じゃが、ホワイトホールと共に消滅したと思ってたのにちゃんと始祖の龍のパートナーとしてアーミュラ神はいた。これを予定通りといえるのか……流石に無理じゃなかろうか? 本当にあのアーミュラ神が儂が知ってるアーミュラ神とも限らないからの。
もしも……アーミュラ神が完璧に始祖の龍へとついてるのなら、大変だ。アーミュラ神は始祖の龍の枷とならず、寧ろ始祖の龍へと色々と吹き込んだりするやもしれぬ。我らの計画とかまでも……不安が広がるの。
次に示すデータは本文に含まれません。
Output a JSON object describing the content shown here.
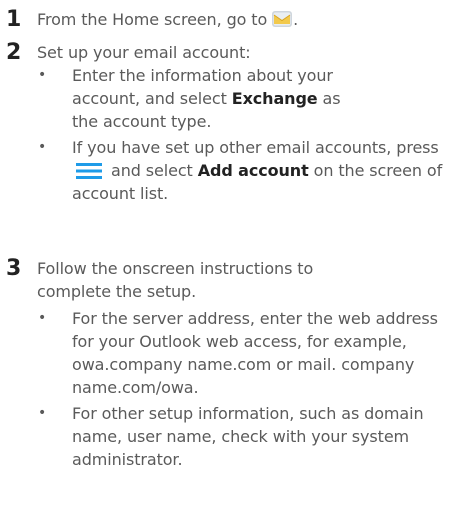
{
  "steps": [
    {
      "number": "1",
      "text_before": "From the Home screen, go to",
      "icon": "mail-app-icon",
      "text_after": "."
    },
    {
      "number": "2",
      "text": "Set up your email account:",
      "bullets": [
        {
          "part1": "Enter the information about your account, and select ",
          "bold1": "Exchange",
          "part2": " as the account type."
        },
        {
          "part1": "If you have set up other email accounts, press ",
          "icon": "menu-icon",
          "part2": " and select ",
          "bold1": "Add account",
          "part3": " on the screen of account list."
        }
      ]
    },
    {
      "number": "3",
      "text": "Follow the onscreen instructions to complete the setup.",
      "bullets": [
        {
          "text": "For the server address, enter the web address for your Outlook web access, for example, owa.company name.com or mail. company name.com/owa."
        },
        {
          "text": "For other setup information, such as domain name, user name, check with your system administrator."
        }
      ]
    }
  ],
  "colors": {
    "body_text": "#5a5a5a",
    "emphasis_text": "#222222",
    "menu_icon": "#1e9be8",
    "mail_icon_envelope": "#f2c94c"
  }
}
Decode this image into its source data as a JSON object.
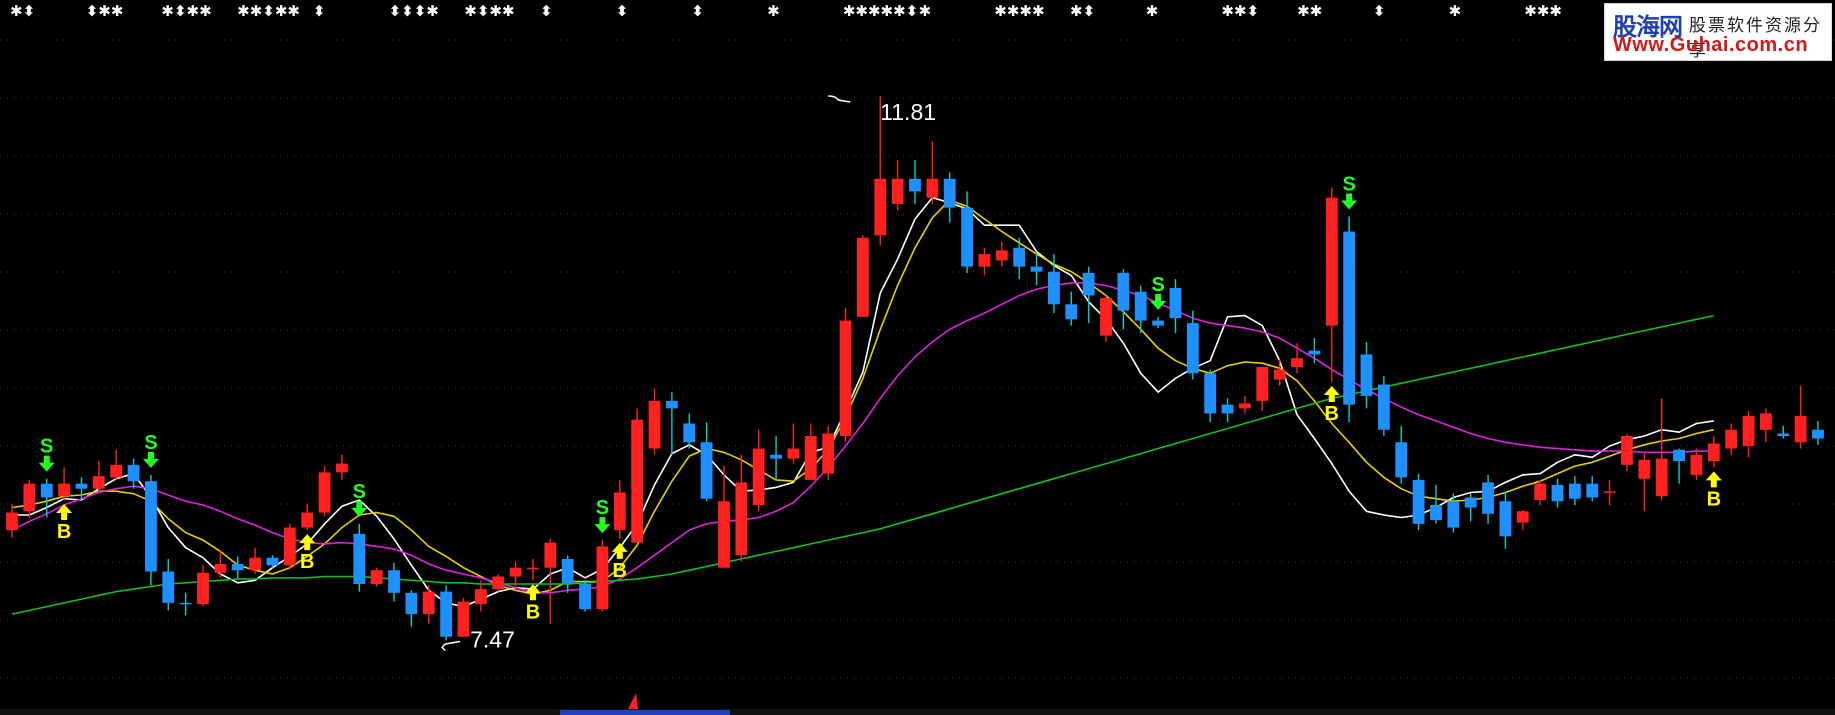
{
  "colors": {
    "background": "#000000",
    "up_candle": "#ff2020",
    "down_candle": "#1e90ff",
    "wick": "#00d0d0",
    "ma_white": "#ffffff",
    "ma_yellow": "#e8d000",
    "ma_magenta": "#e020e0",
    "ma_green": "#10c020",
    "sell_signal": "#20ff20",
    "buy_signal": "#ffff00",
    "grid": "#3a3a3a",
    "top_markers": "#ffffff"
  },
  "watermark": {
    "brand": "股海网",
    "tagline": "股票软件资源分享",
    "url": "Www.Guhai.com.cn"
  },
  "top_marker_strip": {
    "groups": [
      "✱⬍",
      "⬍✱✱",
      "✱⬍✱✱",
      "✱✱⬍✱✱",
      "⬍",
      "⬍⬍⬍✱",
      "✱⬍✱✱",
      "⬍",
      "⬍",
      "⬍",
      "✱",
      "✱✱✱✱✱⬍",
      "✱",
      "✱✱✱✱",
      "✱⬍",
      "✱",
      "✱✱⬍",
      "✱✱",
      "⬍",
      "✱",
      "✱✱✱"
    ]
  },
  "chart_data": {
    "type": "candlestick",
    "ylim": [
      6.9,
      12.4
    ],
    "grid": "horizontal dotted",
    "annotations": {
      "high": {
        "label": "11.81",
        "value": 11.81,
        "index": 47
      },
      "low": {
        "label": "7.47",
        "value": 7.47,
        "index": 25
      }
    },
    "candles": [
      [
        8.35,
        8.49,
        8.56,
        8.29
      ],
      [
        8.5,
        8.72,
        8.75,
        8.45
      ],
      [
        8.72,
        8.61,
        8.76,
        8.45
      ],
      [
        8.62,
        8.72,
        8.85,
        8.59
      ],
      [
        8.72,
        8.68,
        8.77,
        8.6
      ],
      [
        8.68,
        8.78,
        8.9,
        8.65
      ],
      [
        8.77,
        8.87,
        8.99,
        8.75
      ],
      [
        8.87,
        8.74,
        8.92,
        8.68
      ],
      [
        8.74,
        8.02,
        8.79,
        7.91
      ],
      [
        8.02,
        7.77,
        8.12,
        7.71
      ],
      [
        7.77,
        7.76,
        7.85,
        7.67
      ],
      [
        7.76,
        8.01,
        8.07,
        7.74
      ],
      [
        8.01,
        8.08,
        8.19,
        7.97
      ],
      [
        8.08,
        8.03,
        8.14,
        7.96
      ],
      [
        8.03,
        8.13,
        8.21,
        8.0
      ],
      [
        8.13,
        8.07,
        8.15,
        8.05
      ],
      [
        8.07,
        8.37,
        8.4,
        8.04
      ],
      [
        8.37,
        8.49,
        8.56,
        8.35
      ],
      [
        8.49,
        8.81,
        8.86,
        8.46
      ],
      [
        8.81,
        8.88,
        8.95,
        8.75
      ],
      [
        8.32,
        7.92,
        8.4,
        7.86
      ],
      [
        7.92,
        8.03,
        8.05,
        7.9
      ],
      [
        8.03,
        7.85,
        8.09,
        7.78
      ],
      [
        7.85,
        7.68,
        7.87,
        7.58
      ],
      [
        7.68,
        7.86,
        7.91,
        7.6
      ],
      [
        7.86,
        7.5,
        7.91,
        7.47
      ],
      [
        7.5,
        7.78,
        7.81,
        7.62
      ],
      [
        7.76,
        7.88,
        7.95,
        7.7
      ],
      [
        7.88,
        7.98,
        8.0,
        7.86
      ],
      [
        7.98,
        8.05,
        8.1,
        7.9
      ],
      [
        8.05,
        8.05,
        8.12,
        7.95
      ],
      [
        8.05,
        8.25,
        8.28,
        7.6
      ],
      [
        8.12,
        7.92,
        8.15,
        7.85
      ],
      [
        7.92,
        7.72,
        7.95,
        7.7
      ],
      [
        7.72,
        8.22,
        8.27,
        7.7
      ],
      [
        8.35,
        8.65,
        8.75,
        8.28
      ],
      [
        8.25,
        9.23,
        9.32,
        8.95
      ],
      [
        9.0,
        9.38,
        9.48,
        8.95
      ],
      [
        9.38,
        9.32,
        9.45,
        8.95
      ],
      [
        9.2,
        9.05,
        9.28,
        9.0
      ],
      [
        9.05,
        8.6,
        9.21,
        8.58
      ],
      [
        8.05,
        8.58,
        8.86,
        8.07
      ],
      [
        8.15,
        8.73,
        8.95,
        8.1
      ],
      [
        8.55,
        9.0,
        9.15,
        8.5
      ],
      [
        8.95,
        8.92,
        9.1,
        8.75
      ],
      [
        8.92,
        9.0,
        9.2,
        8.88
      ],
      [
        8.75,
        9.1,
        9.2,
        8.75
      ],
      [
        8.8,
        9.12,
        9.18,
        8.75
      ],
      [
        9.1,
        10.02,
        10.12,
        9.05
      ],
      [
        10.05,
        10.68,
        10.7,
        10.1
      ],
      [
        10.7,
        11.15,
        11.81,
        10.62
      ],
      [
        10.95,
        11.15,
        11.3,
        10.9
      ],
      [
        11.15,
        11.05,
        11.3,
        10.95
      ],
      [
        11.0,
        11.15,
        11.45,
        10.95
      ],
      [
        11.15,
        10.92,
        11.2,
        10.8
      ],
      [
        10.92,
        10.45,
        11.05,
        10.4
      ],
      [
        10.45,
        10.55,
        10.6,
        10.38
      ],
      [
        10.5,
        10.58,
        10.65,
        10.45
      ],
      [
        10.6,
        10.45,
        10.68,
        10.35
      ],
      [
        10.45,
        10.41,
        10.55,
        10.3
      ],
      [
        10.41,
        10.15,
        10.55,
        10.08
      ],
      [
        10.15,
        10.03,
        10.25,
        9.98
      ],
      [
        10.4,
        10.22,
        10.45,
        10.0
      ],
      [
        9.9,
        10.2,
        10.22,
        9.85
      ],
      [
        10.4,
        10.1,
        10.43,
        9.95
      ],
      [
        10.25,
        10.02,
        10.3,
        9.92
      ],
      [
        10.02,
        9.98,
        10.05,
        9.96
      ],
      [
        10.28,
        10.04,
        10.35,
        9.92
      ],
      [
        10.0,
        9.6,
        10.1,
        9.55
      ],
      [
        9.6,
        9.28,
        9.63,
        9.21
      ],
      [
        9.35,
        9.28,
        9.4,
        9.21
      ],
      [
        9.32,
        9.36,
        9.42,
        9.28
      ],
      [
        9.38,
        9.65,
        9.65,
        9.3
      ],
      [
        9.55,
        9.63,
        9.71,
        9.5
      ],
      [
        9.65,
        9.72,
        9.84,
        9.6
      ],
      [
        9.78,
        9.75,
        9.88,
        9.68
      ],
      [
        9.98,
        11.0,
        11.08,
        9.53
      ],
      [
        10.73,
        9.35,
        10.85,
        9.21
      ],
      [
        9.75,
        9.42,
        9.85,
        9.32
      ],
      [
        9.51,
        9.15,
        9.58,
        9.1
      ],
      [
        9.05,
        8.77,
        9.18,
        8.72
      ],
      [
        8.75,
        8.4,
        8.8,
        8.35
      ],
      [
        8.55,
        8.43,
        8.71,
        8.4
      ],
      [
        8.58,
        8.37,
        8.64,
        8.33
      ],
      [
        8.61,
        8.53,
        8.64,
        8.42
      ],
      [
        8.73,
        8.48,
        8.79,
        8.4
      ],
      [
        8.58,
        8.3,
        8.66,
        8.2
      ],
      [
        8.41,
        8.5,
        8.51,
        8.35
      ],
      [
        8.59,
        8.72,
        8.75,
        8.55
      ],
      [
        8.71,
        8.58,
        8.76,
        8.53
      ],
      [
        8.72,
        8.6,
        8.78,
        8.55
      ],
      [
        8.72,
        8.61,
        8.78,
        8.58
      ],
      [
        8.66,
        8.66,
        8.75,
        8.55
      ],
      [
        8.87,
        9.1,
        9.12,
        8.82
      ],
      [
        8.76,
        8.91,
        8.97,
        8.5
      ],
      [
        8.62,
        8.92,
        9.4,
        8.59
      ],
      [
        8.99,
        8.9,
        9.0,
        8.72
      ],
      [
        8.79,
        8.95,
        9.0,
        8.75
      ],
      [
        8.9,
        9.04,
        9.1,
        8.85
      ],
      [
        9.0,
        9.15,
        9.2,
        8.95
      ],
      [
        9.02,
        9.26,
        9.3,
        8.93
      ],
      [
        9.15,
        9.28,
        9.32,
        9.05
      ],
      [
        9.12,
        9.1,
        9.18,
        9.08
      ],
      [
        9.05,
        9.26,
        9.5,
        9.0
      ],
      [
        9.15,
        9.08,
        9.22,
        9.03
      ]
    ],
    "series": [
      {
        "color": "white",
        "values": [
          8.47,
          8.47,
          8.53,
          8.6,
          8.59,
          8.68,
          8.76,
          8.8,
          8.61,
          8.37,
          8.21,
          8.13,
          8.0,
          7.93,
          7.95,
          8.05,
          8.14,
          8.24,
          8.4,
          8.54,
          8.59,
          8.46,
          8.28,
          8.07,
          7.87,
          7.77,
          7.74,
          7.8,
          7.86,
          7.89,
          7.88,
          8.0,
          8.05,
          7.97,
          8.04,
          8.21,
          8.4,
          8.71,
          8.96,
          9.03,
          8.95,
          8.79,
          8.66,
          8.67,
          8.69,
          8.73,
          8.97,
          9.01,
          9.3,
          9.61,
          10.24,
          10.51,
          10.83,
          11.0,
          10.96,
          10.91,
          10.78,
          10.78,
          10.78,
          10.57,
          10.46,
          10.38,
          10.17,
          10.03,
          9.84,
          9.6,
          9.45,
          9.56,
          9.64,
          9.7,
          10.05,
          10.06,
          9.98,
          9.7,
          9.27,
          9.08,
          8.88,
          8.66,
          8.5,
          8.47,
          8.45,
          8.47,
          8.53,
          8.61,
          8.65,
          8.66,
          8.73,
          8.79,
          8.8,
          8.89,
          8.95,
          8.93,
          9.02,
          9.07,
          9.1,
          9.15,
          9.13,
          9.2,
          9.22
        ]
      },
      {
        "color": "yellow",
        "values": [
          8.53,
          8.55,
          8.58,
          8.62,
          8.63,
          8.66,
          8.66,
          8.64,
          8.58,
          8.44,
          8.33,
          8.27,
          8.18,
          8.07,
          8.03,
          8.0,
          8.05,
          8.14,
          8.24,
          8.37,
          8.47,
          8.49,
          8.46,
          8.35,
          8.22,
          8.14,
          8.05,
          7.98,
          7.91,
          7.87,
          7.84,
          7.87,
          7.94,
          7.94,
          7.94,
          8.05,
          8.23,
          8.5,
          8.74,
          8.94,
          9.0,
          8.97,
          8.91,
          8.83,
          8.75,
          8.74,
          8.84,
          8.99,
          9.25,
          9.56,
          9.95,
          10.3,
          10.6,
          10.84,
          10.98,
          10.93,
          10.83,
          10.73,
          10.64,
          10.55,
          10.47,
          10.41,
          10.32,
          10.22,
          10.09,
          9.95,
          9.8,
          9.7,
          9.64,
          9.6,
          9.66,
          9.69,
          9.68,
          9.64,
          9.54,
          9.38,
          9.2,
          9.05,
          8.89,
          8.77,
          8.68,
          8.62,
          8.6,
          8.58,
          8.59,
          8.61,
          8.65,
          8.7,
          8.74,
          8.8,
          8.86,
          8.89,
          8.94,
          8.99,
          9.03,
          9.06,
          9.08,
          9.12,
          9.15
        ]
      },
      {
        "color": "magenta",
        "values": [
          8.35,
          8.42,
          8.48,
          8.55,
          8.6,
          8.65,
          8.68,
          8.7,
          8.68,
          8.63,
          8.58,
          8.55,
          8.5,
          8.44,
          8.39,
          8.33,
          8.28,
          8.25,
          8.24,
          8.25,
          8.24,
          8.22,
          8.2,
          8.15,
          8.08,
          8.03,
          8.0,
          7.97,
          7.93,
          7.89,
          7.85,
          7.85,
          7.87,
          7.88,
          7.9,
          7.96,
          8.05,
          8.15,
          8.25,
          8.35,
          8.4,
          8.42,
          8.43,
          8.45,
          8.5,
          8.57,
          8.7,
          8.85,
          9.02,
          9.2,
          9.4,
          9.58,
          9.73,
          9.85,
          9.95,
          10.02,
          10.08,
          10.15,
          10.22,
          10.27,
          10.3,
          10.32,
          10.32,
          10.3,
          10.26,
          10.22,
          10.16,
          10.1,
          10.04,
          10.0,
          9.98,
          9.96,
          9.93,
          9.88,
          9.8,
          9.72,
          9.63,
          9.55,
          9.47,
          9.4,
          9.33,
          9.27,
          9.22,
          9.17,
          9.12,
          9.08,
          9.05,
          9.03,
          9.01,
          9.0,
          8.99,
          8.98,
          8.98,
          8.98,
          8.97,
          8.97,
          8.97,
          8.98,
          8.98
        ]
      },
      {
        "color": "green",
        "values": [
          7.68,
          7.71,
          7.74,
          7.77,
          7.8,
          7.83,
          7.86,
          7.88,
          7.9,
          7.92,
          7.93,
          7.94,
          7.95,
          7.96,
          7.96,
          7.97,
          7.97,
          7.97,
          7.98,
          7.98,
          7.98,
          7.97,
          7.96,
          7.95,
          7.94,
          7.93,
          7.93,
          7.92,
          7.92,
          7.92,
          7.92,
          7.92,
          7.92,
          7.93,
          7.94,
          7.95,
          7.96,
          7.98,
          8.0,
          8.03,
          8.06,
          8.09,
          8.12,
          8.15,
          8.18,
          8.21,
          8.24,
          8.27,
          8.3,
          8.33,
          8.36,
          8.4,
          8.44,
          8.48,
          8.52,
          8.56,
          8.6,
          8.64,
          8.68,
          8.72,
          8.76,
          8.8,
          8.84,
          8.88,
          8.92,
          8.96,
          9.0,
          9.04,
          9.08,
          9.12,
          9.16,
          9.2,
          9.24,
          9.28,
          9.32,
          9.36,
          9.4,
          9.43,
          9.46,
          9.49,
          9.52,
          9.55,
          9.58,
          9.61,
          9.64,
          9.67,
          9.7,
          9.73,
          9.76,
          9.79,
          9.82,
          9.85,
          9.88,
          9.91,
          9.94,
          9.97,
          10.0,
          10.03,
          10.06
        ]
      }
    ],
    "signals": [
      {
        "type": "S",
        "index": 2
      },
      {
        "type": "B",
        "index": 3
      },
      {
        "type": "S",
        "index": 8
      },
      {
        "type": "B",
        "index": 17
      },
      {
        "type": "S",
        "index": 20
      },
      {
        "type": "B",
        "index": 30
      },
      {
        "type": "S",
        "index": 34
      },
      {
        "type": "B",
        "index": 35
      },
      {
        "type": "S",
        "index": 66
      },
      {
        "type": "B",
        "index": 76
      },
      {
        "type": "S",
        "index": 77
      },
      {
        "type": "B",
        "index": 98
      }
    ]
  }
}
ここまで不安を抱いたのは一体いつ以来じゃろうか? もうずっとこんな気持ちはなかなかなかったじゃろう。なにせ儂は一番古い神として、堅実にやってきた。威張ることもせずに、他の者の育成に力を込めて、宇宙の成長を見守ってきた。
儂が表で戦いあったのなど、もう一体いつなのかさえ思い出せない。それくらい、長い時を儂は上手くやってきたのだ。だが、今その全てが崩れるかもしれぬ。
「はぁっはぁっはぁっ……ゴク」
儂は別異相で壁に張り付くように息を殺した。見つからないでおくれ……と願い、懇願してた。なんとか発見されることはなかった。始祖の龍とアーミュラ神は遠くへといった。あの方向はどこか……始祖の龍が行った後もしばらくはそんなことさえ考える事出は出来なかった。
そして気づいた。
「儂は……情けないの……」
さっきの態度。自分で思い返して恥ずかしくなる。よしんば、気づかれてないのなら、不意打ちでも……とか一切思う事もなかった。ただただ、ばれないように……と願うしかなかった。
「正しい……判断じゃった」
言い訳をするなら、それしかない。正しい判断。だって一人で始祖の龍に挑むなんて勇気でもなんでもない。ただの自殺だ。それに儂はもっとも上の神。儂は勝手に死んでいい立場ではないのだ。だから、今の判断はただしかった。
そう自分を納得させるしかない。無様に隠れてただけ……気づかれたとしても、きっと儂は戦わずに命乞いをしてたかもしれぬ。でもそんな状況にはなってない。それに誰にも見られてる訳もない。まだ……儂の弱虫な部分を知ってる奴はおらぬのだ。
こんな儂を頼ってる神が沢山とは……この宇宙は気の毒かもしれぬの。そんな風に帰路をたどりつつ思った。